Justice and Other Legislation (COVID-19 Emergency Response) Amendment Bill 2020
This bill made temporary amendments to over 20 Queensland Acts as the state's third legislative response to the COVID-19 pandemic. It addressed issues that could not be dealt with under the existing COVID-19 Emergency Response Act 2020 modification framework, providing financial relief for workers, property owners and businesses, strengthening public health and emergency powers, and enabling corrections, disability and mental health services to operate safely during the emergency. Most provisions expired on 31 December 2020.
Mental Health Bill 2015
This bill completely replaces Queensland's Mental Health Act 2000 with a new framework for treating people with serious mental illness who cannot consent to their own treatment, and for dealing with people with a mental illness who are charged with serious crimes. It tightens the criteria for involuntary treatment, strengthens patient rights, limits the use of restraint and seclusion, and creates a new role - the chief psychiatrist - to oversee the system.

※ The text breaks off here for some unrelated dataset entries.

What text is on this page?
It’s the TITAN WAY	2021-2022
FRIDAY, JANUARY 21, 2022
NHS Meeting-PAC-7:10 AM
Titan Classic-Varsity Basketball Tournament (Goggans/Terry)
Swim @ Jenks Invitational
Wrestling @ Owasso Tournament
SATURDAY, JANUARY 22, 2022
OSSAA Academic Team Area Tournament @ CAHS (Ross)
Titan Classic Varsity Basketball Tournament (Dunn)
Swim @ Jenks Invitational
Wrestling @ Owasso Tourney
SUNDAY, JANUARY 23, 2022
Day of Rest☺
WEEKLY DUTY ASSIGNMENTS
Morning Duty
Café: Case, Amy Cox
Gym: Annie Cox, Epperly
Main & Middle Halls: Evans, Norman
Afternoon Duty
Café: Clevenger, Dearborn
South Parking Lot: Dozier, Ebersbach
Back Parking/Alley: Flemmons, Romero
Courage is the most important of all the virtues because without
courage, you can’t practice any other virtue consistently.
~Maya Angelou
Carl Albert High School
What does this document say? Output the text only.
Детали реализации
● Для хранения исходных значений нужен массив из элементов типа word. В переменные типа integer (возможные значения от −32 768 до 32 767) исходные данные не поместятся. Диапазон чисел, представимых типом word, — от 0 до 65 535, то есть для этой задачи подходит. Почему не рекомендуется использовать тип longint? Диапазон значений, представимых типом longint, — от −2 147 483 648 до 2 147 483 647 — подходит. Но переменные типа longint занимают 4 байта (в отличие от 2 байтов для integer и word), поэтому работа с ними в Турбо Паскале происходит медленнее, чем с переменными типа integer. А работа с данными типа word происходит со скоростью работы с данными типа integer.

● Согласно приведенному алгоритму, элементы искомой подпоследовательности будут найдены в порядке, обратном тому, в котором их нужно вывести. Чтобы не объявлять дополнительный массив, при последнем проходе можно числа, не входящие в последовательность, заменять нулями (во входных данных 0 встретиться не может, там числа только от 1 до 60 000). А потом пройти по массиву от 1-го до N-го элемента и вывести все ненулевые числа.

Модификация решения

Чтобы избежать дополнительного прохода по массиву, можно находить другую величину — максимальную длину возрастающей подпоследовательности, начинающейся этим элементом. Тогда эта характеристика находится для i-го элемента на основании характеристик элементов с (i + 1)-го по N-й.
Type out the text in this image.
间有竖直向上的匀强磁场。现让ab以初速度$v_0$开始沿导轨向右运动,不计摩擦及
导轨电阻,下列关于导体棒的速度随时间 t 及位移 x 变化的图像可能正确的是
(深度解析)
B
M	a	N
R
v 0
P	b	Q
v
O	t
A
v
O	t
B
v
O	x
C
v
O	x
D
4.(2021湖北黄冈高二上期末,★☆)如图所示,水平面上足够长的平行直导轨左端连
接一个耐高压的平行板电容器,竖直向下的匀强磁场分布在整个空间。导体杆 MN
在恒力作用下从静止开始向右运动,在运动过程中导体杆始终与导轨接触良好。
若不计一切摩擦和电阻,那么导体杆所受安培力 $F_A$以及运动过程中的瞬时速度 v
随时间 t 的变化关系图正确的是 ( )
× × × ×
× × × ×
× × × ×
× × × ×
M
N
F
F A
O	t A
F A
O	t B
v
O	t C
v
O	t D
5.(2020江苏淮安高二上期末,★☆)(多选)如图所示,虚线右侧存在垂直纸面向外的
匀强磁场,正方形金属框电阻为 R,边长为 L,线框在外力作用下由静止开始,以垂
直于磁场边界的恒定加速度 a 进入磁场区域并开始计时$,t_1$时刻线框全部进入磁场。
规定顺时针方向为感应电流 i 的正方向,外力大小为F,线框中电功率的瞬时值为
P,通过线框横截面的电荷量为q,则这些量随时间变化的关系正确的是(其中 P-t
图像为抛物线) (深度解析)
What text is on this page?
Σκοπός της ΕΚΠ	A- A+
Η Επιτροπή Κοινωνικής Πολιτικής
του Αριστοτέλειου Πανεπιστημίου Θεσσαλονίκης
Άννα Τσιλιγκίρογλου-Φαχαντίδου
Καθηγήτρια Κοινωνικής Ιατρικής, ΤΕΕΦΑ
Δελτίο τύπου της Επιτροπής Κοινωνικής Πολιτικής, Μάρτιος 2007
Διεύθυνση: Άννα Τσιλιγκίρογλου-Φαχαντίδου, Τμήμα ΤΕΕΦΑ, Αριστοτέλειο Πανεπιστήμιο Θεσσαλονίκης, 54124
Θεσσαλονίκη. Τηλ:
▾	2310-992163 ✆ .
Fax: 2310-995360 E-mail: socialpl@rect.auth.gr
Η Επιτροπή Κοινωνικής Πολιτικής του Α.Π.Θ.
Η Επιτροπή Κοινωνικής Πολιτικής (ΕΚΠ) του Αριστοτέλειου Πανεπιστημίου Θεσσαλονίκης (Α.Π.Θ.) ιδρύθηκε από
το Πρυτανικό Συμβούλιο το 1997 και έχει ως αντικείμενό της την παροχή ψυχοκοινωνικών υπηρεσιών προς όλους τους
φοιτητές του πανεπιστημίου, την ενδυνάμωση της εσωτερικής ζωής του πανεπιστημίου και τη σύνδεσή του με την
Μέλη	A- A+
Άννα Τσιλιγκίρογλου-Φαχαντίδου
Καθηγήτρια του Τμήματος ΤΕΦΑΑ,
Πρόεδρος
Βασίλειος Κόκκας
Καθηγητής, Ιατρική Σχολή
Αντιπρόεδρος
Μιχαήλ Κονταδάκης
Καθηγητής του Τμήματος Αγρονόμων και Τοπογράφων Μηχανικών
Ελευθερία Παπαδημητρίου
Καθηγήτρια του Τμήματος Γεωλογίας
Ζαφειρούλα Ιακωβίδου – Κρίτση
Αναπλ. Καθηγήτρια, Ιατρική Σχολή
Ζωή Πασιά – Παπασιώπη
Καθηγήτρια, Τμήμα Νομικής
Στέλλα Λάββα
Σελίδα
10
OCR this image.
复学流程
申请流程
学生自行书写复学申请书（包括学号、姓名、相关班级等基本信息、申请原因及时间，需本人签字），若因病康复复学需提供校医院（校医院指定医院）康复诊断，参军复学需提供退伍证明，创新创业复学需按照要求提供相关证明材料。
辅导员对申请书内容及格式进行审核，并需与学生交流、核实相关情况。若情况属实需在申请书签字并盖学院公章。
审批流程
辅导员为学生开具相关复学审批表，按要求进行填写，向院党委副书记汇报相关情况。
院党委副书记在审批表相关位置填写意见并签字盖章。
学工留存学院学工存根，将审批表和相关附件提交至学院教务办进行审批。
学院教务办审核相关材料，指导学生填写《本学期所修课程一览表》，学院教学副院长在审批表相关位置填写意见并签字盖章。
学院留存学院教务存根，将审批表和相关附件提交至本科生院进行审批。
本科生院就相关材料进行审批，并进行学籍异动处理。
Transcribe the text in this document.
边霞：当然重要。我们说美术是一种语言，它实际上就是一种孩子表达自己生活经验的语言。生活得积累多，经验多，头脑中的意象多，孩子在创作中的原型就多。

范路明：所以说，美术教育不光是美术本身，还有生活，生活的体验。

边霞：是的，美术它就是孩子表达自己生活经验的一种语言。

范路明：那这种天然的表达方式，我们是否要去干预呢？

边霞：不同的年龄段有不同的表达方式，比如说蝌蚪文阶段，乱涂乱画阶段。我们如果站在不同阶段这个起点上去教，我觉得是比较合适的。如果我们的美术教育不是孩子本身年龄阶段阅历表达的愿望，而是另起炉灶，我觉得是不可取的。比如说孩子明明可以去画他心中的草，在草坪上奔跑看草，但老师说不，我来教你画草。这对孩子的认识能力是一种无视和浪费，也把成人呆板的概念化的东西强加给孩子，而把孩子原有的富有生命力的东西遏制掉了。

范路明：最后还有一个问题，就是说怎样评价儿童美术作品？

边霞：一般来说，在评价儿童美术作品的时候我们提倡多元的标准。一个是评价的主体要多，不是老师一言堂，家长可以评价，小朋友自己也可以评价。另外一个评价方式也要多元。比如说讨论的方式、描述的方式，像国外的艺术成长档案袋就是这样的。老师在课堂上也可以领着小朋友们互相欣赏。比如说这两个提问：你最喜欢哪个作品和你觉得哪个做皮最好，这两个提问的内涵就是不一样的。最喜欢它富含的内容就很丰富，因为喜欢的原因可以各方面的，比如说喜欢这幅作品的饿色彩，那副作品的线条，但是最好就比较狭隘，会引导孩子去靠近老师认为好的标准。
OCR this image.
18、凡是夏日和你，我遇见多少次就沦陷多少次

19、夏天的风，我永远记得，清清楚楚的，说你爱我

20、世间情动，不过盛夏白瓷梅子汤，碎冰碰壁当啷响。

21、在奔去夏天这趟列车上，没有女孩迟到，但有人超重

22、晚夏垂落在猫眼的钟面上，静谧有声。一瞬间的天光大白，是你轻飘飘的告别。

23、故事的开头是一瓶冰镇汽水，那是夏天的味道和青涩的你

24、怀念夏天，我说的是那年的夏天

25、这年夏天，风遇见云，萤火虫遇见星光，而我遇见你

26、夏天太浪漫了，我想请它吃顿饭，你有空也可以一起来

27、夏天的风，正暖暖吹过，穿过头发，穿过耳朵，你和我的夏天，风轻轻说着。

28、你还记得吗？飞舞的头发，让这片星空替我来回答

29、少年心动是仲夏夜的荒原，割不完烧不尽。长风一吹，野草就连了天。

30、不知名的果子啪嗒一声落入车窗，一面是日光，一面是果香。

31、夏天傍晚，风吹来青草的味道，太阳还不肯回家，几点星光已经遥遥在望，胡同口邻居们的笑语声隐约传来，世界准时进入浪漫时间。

Public Health and Other Legislation (Further Extension of Expiring Provisions) Amendment Bill 2021
This bill extended most of Queensland's temporary COVID-19 emergency laws until 30 April 2022, continuing the legal basis for public health directions, quarantine requirements, and support measures across multiple sectors. It also reformed the quarantine fee system to allow prepayment and third-party liability, and clarified that quarantine directions could be issued electronically.
Health and Other Legislation Amendment Bill 2021
This bill makes wide-ranging amendments to Queensland's health legislation, with the most significant reforms to the Mental Health Act 2016. It strengthens the rights of people receiving mental health treatment by replacing 'best interests' tests with a rights-based approach, improves safeguards around electroconvulsive therapy (ECT), enables international patient transfers, and aligns confidentiality provisions across health agencies.